In the Epilogue of the novel, Bohun is said to have taken part in the Battle of Berestechko in 1651. He then became the leader of Cossacks during Khmelnytsky's absence. Although the battle was lost by Cossacks, Bohun managed to save himself and some part of Cossack army from the slaughter. He lived in rebuilt Rozłogi and fought against Poles in the following wars.

==Description==
Bohun is a tall, strong, young man. He's black-haired and has got dark eyes.

He saw now a young hero, straight as a poplar, with splendid brunette face, and rich, dark, drooping mustache. On that face gladness burst through the pensive mood of the Ukraine, as the sun through a mist. The leader had a lofty forehead, on which his dark hair drooped as a mane above his powerful brow. An aquiline nose, dilated nostrils, and white teeth, shining at every smile, gave the face a slight expression of rapacity; but on the whole it was a model of Ukraine beauty, luxuriant, full of character and defiance.

Although Bohun is generally a villain in the novel, his character is rather ambiguous. He is very passionate and hot-tempered. As an impulsive person, he often takes risk and often acts in a foolhardy manner. He often shows the cruel and violent side of his personality - he murders Kurcewicz brothers and nearly kills Rzędzian in the heat of anger. He is also willful and arrogant, he disobeys commands and doesn't care much for the possible consequences. After falling in love with Helena, he doesn't accept her refusal, and wants to force her to marry him.
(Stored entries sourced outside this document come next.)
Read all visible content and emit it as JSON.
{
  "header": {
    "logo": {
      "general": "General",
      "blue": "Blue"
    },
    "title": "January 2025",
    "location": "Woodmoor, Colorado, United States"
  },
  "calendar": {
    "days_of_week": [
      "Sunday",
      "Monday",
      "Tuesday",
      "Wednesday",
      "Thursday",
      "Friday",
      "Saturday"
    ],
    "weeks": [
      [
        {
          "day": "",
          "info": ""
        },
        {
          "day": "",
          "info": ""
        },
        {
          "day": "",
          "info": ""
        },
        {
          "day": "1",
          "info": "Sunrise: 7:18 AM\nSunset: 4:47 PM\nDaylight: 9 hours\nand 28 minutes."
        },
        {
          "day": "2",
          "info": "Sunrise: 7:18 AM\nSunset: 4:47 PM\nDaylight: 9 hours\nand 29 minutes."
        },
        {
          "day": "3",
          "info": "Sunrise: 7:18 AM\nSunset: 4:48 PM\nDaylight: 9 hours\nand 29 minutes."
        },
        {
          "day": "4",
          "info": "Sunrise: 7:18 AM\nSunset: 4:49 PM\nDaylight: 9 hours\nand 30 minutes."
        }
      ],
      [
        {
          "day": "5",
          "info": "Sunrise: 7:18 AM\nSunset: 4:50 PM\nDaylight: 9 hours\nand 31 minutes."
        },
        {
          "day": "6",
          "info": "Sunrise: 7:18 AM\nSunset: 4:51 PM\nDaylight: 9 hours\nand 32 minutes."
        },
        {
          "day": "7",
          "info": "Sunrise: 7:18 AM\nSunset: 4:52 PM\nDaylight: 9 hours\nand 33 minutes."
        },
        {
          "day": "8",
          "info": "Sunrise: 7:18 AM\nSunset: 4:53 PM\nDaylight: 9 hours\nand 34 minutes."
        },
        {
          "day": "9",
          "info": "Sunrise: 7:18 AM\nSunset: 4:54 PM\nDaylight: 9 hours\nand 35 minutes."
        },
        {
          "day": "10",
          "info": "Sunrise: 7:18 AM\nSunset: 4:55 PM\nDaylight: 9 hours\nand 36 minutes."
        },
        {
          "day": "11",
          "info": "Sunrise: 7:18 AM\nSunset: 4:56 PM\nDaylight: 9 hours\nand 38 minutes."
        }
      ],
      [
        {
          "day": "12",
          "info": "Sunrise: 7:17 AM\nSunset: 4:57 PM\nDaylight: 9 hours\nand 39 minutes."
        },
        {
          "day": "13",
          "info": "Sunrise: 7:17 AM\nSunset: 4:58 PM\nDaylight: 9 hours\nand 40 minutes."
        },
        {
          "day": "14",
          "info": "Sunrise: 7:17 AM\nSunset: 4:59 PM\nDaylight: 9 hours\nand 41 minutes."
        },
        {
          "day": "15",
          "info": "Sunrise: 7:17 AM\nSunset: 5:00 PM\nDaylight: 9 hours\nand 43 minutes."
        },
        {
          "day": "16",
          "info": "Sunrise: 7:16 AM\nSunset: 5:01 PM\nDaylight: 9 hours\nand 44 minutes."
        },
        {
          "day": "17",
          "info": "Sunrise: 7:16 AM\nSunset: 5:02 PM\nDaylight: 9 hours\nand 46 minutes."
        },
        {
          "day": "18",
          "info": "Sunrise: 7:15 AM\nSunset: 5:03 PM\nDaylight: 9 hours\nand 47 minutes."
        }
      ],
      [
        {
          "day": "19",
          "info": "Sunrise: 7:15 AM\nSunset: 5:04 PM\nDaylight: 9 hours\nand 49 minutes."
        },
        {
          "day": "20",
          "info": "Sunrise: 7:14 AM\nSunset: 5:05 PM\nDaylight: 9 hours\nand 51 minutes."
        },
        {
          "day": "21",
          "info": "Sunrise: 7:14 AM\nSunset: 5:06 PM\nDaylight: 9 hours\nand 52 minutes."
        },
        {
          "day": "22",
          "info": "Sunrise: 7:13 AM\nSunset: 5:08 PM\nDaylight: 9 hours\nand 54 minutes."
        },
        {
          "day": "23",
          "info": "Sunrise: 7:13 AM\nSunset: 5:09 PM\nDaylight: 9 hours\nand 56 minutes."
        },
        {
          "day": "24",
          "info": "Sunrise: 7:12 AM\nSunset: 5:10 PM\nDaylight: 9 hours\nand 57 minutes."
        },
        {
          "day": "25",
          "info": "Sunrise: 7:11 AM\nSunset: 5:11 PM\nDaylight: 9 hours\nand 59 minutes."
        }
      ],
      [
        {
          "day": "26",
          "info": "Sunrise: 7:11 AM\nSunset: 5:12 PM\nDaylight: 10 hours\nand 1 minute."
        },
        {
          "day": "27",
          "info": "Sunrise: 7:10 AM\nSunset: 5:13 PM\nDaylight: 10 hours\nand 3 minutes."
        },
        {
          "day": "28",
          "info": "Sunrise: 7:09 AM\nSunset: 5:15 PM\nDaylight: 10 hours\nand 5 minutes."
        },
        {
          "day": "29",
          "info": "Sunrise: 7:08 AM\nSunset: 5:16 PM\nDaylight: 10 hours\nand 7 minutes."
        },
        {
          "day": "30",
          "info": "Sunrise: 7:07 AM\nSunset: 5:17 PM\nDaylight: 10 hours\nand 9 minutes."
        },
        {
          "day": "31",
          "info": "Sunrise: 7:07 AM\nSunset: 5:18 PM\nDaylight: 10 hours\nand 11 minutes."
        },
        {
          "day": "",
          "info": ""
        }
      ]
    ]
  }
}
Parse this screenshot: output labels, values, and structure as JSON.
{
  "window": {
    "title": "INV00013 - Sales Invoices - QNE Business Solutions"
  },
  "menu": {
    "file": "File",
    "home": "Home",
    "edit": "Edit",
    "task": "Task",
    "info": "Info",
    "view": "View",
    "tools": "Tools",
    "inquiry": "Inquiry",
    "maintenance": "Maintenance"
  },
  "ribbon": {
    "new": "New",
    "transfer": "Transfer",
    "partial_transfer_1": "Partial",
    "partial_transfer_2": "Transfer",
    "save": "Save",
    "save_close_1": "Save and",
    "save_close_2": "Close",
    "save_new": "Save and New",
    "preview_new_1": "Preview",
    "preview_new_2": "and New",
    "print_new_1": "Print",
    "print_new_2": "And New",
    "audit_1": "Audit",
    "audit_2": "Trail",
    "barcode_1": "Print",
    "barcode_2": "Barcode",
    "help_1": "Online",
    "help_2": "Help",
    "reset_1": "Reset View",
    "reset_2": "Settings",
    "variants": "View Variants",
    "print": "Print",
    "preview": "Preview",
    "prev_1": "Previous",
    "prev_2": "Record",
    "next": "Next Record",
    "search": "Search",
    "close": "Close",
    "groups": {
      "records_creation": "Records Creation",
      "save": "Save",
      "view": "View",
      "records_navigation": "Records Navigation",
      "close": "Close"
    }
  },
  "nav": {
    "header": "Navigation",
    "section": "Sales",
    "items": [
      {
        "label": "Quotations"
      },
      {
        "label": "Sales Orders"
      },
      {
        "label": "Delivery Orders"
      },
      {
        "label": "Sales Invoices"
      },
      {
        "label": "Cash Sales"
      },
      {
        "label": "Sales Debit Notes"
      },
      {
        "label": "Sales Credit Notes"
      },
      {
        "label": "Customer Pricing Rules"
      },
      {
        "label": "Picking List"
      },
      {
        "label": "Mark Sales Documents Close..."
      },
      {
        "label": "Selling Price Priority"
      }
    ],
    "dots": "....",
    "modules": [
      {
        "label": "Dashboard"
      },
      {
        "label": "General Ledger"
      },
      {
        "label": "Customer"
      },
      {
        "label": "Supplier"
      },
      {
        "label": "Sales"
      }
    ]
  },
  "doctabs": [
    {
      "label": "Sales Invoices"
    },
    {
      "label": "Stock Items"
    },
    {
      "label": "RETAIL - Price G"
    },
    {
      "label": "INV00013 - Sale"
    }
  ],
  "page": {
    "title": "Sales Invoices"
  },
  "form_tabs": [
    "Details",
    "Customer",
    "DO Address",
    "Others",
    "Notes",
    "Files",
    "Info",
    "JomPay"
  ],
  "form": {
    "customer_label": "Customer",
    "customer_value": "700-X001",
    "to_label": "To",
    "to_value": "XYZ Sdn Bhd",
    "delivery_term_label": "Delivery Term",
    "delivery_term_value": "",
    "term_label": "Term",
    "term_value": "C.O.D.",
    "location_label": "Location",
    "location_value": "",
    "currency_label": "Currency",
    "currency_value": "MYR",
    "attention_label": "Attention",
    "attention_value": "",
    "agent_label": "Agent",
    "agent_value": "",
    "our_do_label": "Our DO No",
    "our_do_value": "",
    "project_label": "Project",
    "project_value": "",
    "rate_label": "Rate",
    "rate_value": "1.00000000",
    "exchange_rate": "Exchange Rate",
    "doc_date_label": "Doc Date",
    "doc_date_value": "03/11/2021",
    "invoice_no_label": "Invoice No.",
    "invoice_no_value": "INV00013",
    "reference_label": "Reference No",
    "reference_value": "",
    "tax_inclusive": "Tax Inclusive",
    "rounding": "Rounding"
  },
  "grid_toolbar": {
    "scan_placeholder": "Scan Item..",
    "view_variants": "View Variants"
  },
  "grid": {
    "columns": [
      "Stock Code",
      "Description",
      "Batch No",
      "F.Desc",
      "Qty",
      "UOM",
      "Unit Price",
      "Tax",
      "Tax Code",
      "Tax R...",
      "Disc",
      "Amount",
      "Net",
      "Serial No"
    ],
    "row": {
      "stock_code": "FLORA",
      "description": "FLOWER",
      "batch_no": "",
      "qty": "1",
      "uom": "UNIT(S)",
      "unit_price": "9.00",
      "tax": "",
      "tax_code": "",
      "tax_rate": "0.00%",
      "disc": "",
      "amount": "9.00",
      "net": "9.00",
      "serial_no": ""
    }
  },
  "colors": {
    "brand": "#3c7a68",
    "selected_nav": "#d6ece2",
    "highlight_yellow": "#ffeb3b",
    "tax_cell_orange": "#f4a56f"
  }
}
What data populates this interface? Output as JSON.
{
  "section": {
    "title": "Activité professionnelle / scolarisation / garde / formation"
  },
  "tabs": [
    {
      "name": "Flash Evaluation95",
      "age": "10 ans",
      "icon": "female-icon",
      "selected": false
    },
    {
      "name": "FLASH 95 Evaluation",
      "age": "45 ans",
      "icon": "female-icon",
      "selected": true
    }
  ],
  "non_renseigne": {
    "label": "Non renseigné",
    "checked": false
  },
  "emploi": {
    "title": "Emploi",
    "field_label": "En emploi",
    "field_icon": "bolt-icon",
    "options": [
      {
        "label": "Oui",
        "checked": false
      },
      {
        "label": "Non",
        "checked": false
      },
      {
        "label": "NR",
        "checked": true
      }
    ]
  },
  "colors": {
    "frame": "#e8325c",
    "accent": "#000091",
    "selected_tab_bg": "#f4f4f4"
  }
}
On the other hand, Bohun is a man noted for his bravery. He has no fear of death and many of his actions are simply reckless. He is a fine soldier who eagerly fights for the Cossack's freedom and always stays true to himself. He is also able to love one woman deeply and faithfully. Although Helena despises him, he respects her and is willing to do anything for her.

In the Epilogue of the novel we learn that after many years Bohun didn't change at all. As before, he wanted to stay independent and, most probably, still loved Helena.

The haughty Bogun refused every guardianship, and was ready to defend his Cossack freedom with the sword. It was said, too, that a smile never appeared on the lips of this strange man. He lived not in Lubni, but in a village which he raised from its ashes, and which was called Rozlogi.